7 July 2009—Last week, researchers from the University of Maryland and the University of Pennsylvania reported the workings of a computer program capable of learning to understand video footage and describe it in words.
A sort of video-to-text system, the software reports the action rather than the dialogue. So an analysis of a video showing Hank Aaron hitting his 715th career home run to surpass the mark set by Babe Ruth wouldn’t include the play-by-play announcer saying, ”It’s 715! There’s a new home run champion of all time!” What the software offers to differentiate the moment from Aaron’s previous 714 homers is the description of two fans running alongside the new home run king as he trots around the bases.
What makes the system, which the researchers described at the IEEE Computer Society’s Conference on Computer Vision and Pattern Recognition, in Miami Beach, unique is its ability to draw links among human actions and to understand causal relationships. To illustrate how the system works, the researchers showed how it analyzed footage of Major League Baseball games. During a learning period, the system watched games that had already been tagged with human-generated captions describing who the players were and what they were doing (pitcher: pitch; batter: no swing; batter: swing-miss; batter: swing-hit-run; fielder: run-catch-throw).
Like the average human fan, the system learned the mechanics of the game by watching. It created a set of hypotheses about the relationships among the actions using the narratives and measured the correctness of each using the training videos. For example, it learned that hitting the ball is causally dependent on pitching the ball since it isn’t possible to hit a ball unless it has been pitched. The system stores the actions and relationships from numerous plays, across several videos, onto a single database.
Having learned from someone else’s play-by-play descriptions of the actions on the field, the system was able to recognize the elements of baseball plays on unlabeled videos and to improve its own accuracy by comparing what players did in new videos to similar sequences of events it had seen in the training videos.
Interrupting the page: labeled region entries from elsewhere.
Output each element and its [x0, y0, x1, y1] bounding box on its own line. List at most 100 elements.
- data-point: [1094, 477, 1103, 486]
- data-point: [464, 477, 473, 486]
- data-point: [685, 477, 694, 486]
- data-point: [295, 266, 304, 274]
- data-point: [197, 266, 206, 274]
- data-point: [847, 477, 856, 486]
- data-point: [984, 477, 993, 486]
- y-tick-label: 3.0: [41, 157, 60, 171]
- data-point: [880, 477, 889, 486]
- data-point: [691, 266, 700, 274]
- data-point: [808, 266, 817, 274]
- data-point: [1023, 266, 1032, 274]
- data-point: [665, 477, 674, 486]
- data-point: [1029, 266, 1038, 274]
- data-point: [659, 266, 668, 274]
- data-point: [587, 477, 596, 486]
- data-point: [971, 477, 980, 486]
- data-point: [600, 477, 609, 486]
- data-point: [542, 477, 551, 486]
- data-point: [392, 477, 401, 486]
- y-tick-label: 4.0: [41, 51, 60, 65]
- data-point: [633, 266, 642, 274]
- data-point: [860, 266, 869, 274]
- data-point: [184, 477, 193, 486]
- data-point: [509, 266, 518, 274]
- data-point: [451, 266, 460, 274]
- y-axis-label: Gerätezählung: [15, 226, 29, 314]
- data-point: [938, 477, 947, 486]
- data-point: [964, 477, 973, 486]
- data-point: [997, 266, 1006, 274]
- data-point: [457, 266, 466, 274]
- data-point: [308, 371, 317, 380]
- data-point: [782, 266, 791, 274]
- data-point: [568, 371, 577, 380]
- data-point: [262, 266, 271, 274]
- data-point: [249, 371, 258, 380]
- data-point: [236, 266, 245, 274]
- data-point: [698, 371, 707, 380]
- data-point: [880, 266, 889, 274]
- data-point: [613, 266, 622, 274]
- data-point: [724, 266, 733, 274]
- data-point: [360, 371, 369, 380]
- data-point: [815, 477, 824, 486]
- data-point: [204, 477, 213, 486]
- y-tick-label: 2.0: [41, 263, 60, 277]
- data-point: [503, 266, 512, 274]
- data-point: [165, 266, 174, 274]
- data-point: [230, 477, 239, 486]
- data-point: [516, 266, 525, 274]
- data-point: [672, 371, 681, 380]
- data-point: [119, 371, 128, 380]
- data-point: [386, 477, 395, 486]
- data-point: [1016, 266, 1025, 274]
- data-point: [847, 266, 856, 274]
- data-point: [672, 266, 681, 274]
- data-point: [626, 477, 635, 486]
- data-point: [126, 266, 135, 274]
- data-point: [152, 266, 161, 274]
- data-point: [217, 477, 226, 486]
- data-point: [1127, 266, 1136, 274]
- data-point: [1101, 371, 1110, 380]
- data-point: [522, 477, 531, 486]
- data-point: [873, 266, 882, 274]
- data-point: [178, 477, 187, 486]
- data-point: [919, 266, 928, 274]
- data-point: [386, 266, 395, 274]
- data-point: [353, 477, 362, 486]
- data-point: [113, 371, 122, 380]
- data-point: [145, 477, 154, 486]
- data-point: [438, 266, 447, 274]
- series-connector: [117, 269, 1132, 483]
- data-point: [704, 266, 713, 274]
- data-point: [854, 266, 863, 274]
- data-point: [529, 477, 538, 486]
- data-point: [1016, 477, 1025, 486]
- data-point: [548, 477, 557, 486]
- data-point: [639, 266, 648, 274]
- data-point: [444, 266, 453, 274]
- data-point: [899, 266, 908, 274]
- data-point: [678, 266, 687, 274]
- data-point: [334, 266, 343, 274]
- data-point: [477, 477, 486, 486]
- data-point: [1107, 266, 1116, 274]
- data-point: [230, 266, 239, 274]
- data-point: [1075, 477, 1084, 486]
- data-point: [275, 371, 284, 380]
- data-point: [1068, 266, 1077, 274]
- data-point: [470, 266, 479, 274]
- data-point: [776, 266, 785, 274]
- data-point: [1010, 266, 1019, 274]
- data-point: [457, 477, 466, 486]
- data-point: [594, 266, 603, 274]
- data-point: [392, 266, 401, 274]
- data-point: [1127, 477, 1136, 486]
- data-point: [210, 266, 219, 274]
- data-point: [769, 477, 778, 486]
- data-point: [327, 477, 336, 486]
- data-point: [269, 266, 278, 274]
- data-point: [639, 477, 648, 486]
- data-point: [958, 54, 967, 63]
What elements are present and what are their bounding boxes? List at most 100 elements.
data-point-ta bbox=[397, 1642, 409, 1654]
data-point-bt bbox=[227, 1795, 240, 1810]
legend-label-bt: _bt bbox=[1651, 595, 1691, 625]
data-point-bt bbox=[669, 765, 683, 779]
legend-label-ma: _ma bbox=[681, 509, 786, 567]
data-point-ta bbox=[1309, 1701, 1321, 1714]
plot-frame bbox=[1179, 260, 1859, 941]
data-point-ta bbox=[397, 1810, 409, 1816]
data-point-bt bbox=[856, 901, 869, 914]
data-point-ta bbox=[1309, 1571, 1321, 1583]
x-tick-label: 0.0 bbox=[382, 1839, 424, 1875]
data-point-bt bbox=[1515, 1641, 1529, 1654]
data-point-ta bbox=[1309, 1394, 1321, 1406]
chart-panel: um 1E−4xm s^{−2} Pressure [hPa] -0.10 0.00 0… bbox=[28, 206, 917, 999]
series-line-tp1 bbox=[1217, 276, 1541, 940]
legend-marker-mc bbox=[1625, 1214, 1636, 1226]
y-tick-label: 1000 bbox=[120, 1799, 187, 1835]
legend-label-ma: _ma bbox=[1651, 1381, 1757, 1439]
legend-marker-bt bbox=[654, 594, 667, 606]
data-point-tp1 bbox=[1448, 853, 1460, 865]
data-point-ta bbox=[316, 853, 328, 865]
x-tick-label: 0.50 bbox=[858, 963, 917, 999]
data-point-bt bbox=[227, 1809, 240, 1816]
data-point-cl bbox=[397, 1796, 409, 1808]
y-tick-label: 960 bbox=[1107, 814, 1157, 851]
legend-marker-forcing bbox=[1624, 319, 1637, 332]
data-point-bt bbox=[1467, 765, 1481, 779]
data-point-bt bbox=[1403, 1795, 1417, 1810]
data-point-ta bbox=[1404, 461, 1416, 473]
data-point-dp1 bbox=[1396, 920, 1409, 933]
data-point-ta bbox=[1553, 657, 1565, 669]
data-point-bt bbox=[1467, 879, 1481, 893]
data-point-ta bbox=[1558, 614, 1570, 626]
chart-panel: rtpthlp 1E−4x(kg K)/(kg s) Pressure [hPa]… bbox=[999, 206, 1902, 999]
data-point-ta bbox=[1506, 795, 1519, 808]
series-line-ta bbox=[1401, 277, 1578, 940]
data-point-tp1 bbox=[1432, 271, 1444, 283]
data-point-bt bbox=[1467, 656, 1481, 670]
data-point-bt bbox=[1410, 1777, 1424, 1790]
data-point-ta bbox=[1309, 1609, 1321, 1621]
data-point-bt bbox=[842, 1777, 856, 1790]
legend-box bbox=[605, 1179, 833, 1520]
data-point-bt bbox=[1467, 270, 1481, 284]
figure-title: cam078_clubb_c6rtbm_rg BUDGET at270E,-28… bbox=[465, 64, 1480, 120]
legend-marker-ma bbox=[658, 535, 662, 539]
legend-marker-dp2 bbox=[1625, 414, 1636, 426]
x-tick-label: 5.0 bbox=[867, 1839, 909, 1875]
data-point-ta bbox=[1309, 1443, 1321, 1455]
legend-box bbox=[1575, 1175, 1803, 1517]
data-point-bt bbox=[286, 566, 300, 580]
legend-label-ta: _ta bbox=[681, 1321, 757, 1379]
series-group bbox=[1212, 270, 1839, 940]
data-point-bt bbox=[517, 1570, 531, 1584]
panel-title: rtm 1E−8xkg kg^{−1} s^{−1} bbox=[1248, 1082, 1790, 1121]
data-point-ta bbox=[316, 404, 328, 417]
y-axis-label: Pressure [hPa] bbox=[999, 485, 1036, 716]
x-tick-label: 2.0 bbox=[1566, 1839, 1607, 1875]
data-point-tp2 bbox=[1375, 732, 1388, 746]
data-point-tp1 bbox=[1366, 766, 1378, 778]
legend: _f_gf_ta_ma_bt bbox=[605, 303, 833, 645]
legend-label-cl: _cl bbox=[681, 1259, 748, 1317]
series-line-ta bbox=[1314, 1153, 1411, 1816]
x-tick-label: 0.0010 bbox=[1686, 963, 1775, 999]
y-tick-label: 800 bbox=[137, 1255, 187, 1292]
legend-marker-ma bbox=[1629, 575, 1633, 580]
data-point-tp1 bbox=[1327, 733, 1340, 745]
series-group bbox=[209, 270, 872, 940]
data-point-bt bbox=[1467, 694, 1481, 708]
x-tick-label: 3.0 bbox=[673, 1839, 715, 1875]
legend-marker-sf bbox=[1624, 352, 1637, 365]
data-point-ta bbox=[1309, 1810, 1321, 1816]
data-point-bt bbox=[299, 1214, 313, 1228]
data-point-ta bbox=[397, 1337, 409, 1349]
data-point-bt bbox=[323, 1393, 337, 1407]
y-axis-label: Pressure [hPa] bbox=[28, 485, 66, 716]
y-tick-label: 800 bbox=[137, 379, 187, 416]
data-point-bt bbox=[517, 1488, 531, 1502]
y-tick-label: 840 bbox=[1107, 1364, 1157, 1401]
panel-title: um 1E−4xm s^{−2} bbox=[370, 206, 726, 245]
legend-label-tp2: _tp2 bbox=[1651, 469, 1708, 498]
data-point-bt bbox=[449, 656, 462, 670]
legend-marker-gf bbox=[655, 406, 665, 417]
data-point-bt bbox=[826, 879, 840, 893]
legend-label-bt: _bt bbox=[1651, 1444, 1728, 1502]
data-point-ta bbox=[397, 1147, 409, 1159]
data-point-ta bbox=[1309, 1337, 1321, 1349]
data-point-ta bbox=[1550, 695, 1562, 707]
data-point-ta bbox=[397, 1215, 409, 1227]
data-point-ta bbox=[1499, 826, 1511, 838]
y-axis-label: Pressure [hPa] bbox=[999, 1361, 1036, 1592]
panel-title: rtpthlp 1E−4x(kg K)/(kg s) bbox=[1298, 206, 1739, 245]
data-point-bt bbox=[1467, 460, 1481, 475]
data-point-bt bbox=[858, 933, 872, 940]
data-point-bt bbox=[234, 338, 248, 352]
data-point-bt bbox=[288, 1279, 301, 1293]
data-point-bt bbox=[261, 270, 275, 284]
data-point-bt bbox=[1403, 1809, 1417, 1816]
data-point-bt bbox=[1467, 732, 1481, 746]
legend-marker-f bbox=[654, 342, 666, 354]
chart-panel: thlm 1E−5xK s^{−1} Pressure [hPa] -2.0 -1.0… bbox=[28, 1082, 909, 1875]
The software essentially produces a flowchart full of AND and OR junctions that account for all the possibilities, or story lines, that it has experienced. Abhinav Gupta, a doctoral candidate at the University of Maryland who was a member of the research team, admits that it is quite likely the system would foul up a description of a play that had not previously appeared on videos it had analyzed. But he notes that such an instance would immediately push the system back into learning mode. It would add that new wrinkle—say, a wild pitch or a balk—to its flowchart and instantly recognize it the next time it happened.
To account for the obvious fact that at certain junctures several things are happening at once (for example, the batter running to first base, the first baseman running to get in the path of the batted ball so he can catch and then throw it, and the pitcher running to first base to await the throw from the first baseman), the software creates records of the players’ movements on separate tracks. A good analogy is the way music engineers record lead vocals on one track, background vocals on another, drums on a third, and so on.
Once the system settles on the most likely story line for a play, it uses that as the basis for a linguistic description of the actions in the video. Gupta notes that the system’s phrasings sound like those of Frankenstein’s monster. It uses only nouns (batter), verbs (run), and prepositions (toward first base).
There are several immediately evident applications for generating descriptions of videos automatically. The operators of YouTube, who currently rely on producers to describe the content of the tens of thousands of videos uploaded onto the site each day, would be better able to categorize and call up videos based on search entries.
Gupta says the system would also be useful for video surveillance of places like airports and traffic intersections. Incidents can be tagged for later review by law enforcement as ”unusual/suspicious” and brought to the attention of security personnel—all without relying on humans to keep their eyes on video screens and remain attentive.